Be’, ormai Ingrid Betancourt è stata liberata, quel che resta delle Farc si è ritirato nel fitto della giungla (pare anche grazie all’aiuto del vicino Venezuela) e la maggior parte del paese non rappresenta più un problema. Anzi, come dicono i volantini dell’ente del turismo locale, “l’unico rischio è quello di volerci rimanere di più”.

Bogotá, come molte altre città andine, si trova praticamente tra le nuvole. A 2.600 metri di altezza è naturale avere il fiato corto, mentre si esplora il vecchio quartiere coloniale della Candelaria. Per fortuna però l’altitudine influisce anche sul clima, rinfrescando l’aria.

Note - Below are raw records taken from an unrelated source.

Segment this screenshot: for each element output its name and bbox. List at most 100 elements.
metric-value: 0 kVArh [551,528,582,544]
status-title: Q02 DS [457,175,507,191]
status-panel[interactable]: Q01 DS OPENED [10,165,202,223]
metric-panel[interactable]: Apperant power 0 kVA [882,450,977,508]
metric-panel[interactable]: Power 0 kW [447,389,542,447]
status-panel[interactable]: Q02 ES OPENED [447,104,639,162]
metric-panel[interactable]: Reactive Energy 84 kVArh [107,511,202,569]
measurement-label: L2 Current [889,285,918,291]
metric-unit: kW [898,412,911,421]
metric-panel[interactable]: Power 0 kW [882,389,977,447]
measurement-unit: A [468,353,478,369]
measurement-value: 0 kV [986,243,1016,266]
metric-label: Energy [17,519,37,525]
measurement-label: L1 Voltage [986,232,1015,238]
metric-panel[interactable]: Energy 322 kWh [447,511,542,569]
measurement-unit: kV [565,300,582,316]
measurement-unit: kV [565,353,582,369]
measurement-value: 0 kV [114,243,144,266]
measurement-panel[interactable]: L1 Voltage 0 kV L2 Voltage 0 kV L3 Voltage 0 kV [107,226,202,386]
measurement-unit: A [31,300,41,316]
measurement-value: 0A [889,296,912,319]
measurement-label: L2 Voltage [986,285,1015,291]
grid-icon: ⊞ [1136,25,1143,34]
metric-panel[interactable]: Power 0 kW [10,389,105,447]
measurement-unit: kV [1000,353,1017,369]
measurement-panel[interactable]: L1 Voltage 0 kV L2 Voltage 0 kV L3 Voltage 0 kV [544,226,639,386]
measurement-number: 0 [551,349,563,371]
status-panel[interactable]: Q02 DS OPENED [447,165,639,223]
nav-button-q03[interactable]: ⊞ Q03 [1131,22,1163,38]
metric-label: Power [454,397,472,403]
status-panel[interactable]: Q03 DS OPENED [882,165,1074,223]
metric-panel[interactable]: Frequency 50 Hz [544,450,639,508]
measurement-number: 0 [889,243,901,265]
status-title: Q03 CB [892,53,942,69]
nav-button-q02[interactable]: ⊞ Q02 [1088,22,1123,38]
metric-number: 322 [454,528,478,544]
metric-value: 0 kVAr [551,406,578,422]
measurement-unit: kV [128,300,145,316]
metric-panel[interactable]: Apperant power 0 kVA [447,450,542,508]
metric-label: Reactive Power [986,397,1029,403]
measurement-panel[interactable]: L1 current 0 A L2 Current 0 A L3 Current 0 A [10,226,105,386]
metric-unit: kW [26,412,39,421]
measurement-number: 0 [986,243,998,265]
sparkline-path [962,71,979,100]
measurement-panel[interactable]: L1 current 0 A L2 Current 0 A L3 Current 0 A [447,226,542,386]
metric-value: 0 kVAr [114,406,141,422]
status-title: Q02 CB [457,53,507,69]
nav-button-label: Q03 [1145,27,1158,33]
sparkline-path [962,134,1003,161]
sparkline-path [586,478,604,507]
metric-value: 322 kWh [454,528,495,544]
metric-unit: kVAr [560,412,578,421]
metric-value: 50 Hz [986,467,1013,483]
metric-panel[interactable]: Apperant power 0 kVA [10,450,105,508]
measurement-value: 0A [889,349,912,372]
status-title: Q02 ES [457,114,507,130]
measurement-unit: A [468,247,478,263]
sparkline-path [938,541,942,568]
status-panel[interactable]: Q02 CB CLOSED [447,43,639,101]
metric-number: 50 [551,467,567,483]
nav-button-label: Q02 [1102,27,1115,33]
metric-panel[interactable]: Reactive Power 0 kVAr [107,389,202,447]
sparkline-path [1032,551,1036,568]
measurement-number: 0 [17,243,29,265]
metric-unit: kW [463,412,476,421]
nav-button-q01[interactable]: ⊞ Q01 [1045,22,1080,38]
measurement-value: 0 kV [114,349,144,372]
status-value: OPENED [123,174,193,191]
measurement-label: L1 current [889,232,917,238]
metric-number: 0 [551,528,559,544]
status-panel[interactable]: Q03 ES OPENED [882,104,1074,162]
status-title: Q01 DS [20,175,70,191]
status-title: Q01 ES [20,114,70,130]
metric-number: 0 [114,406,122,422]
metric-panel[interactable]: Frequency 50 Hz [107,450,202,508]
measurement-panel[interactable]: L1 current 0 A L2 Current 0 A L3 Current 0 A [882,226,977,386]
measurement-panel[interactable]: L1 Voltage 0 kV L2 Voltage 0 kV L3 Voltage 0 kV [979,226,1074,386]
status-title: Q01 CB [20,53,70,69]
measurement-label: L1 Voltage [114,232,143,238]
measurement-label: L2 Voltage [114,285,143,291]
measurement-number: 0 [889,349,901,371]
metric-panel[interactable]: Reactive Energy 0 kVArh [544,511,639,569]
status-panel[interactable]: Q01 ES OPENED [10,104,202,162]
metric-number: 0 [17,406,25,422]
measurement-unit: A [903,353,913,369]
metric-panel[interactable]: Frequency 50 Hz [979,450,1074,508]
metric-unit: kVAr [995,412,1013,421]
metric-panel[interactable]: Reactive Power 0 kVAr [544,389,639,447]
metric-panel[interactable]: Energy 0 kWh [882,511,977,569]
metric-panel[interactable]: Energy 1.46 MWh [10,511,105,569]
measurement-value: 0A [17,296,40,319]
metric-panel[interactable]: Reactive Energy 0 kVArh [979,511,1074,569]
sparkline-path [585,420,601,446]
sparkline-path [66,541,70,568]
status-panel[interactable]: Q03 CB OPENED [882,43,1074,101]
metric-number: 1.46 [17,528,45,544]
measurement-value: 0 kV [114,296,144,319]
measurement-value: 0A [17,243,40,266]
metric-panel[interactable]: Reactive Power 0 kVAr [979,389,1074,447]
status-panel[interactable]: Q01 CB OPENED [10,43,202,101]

Scendendo sulla costa caraibica invece la temperatura sale, e a Santa Marta e Cartagena la siesta era diventata per me un’abitudine irrinunciabile. I turisti che stanno riscoprendo questa parte del paese fanno parte di due tipologie opposte: ci sono i giovani squattrinati con lo zaino in spalla, come gli appassionati di immersioni che ho incontrato a Taganga, e i turisti a cinque stelle che affollano i nuovissimi ed eleganti alberghi della meravigliosa Cartagena.

Medellín, a metà strada tra la costa e la capitale, è innamorata di Fernando Botero, che è originario di lì. Le corpulente statue dell’artista adornano una piazza al centro della città e il vicino museo. C’è anche Escobar, che Botero ha dipinto grasso e morente sotto una scarica di pallottole.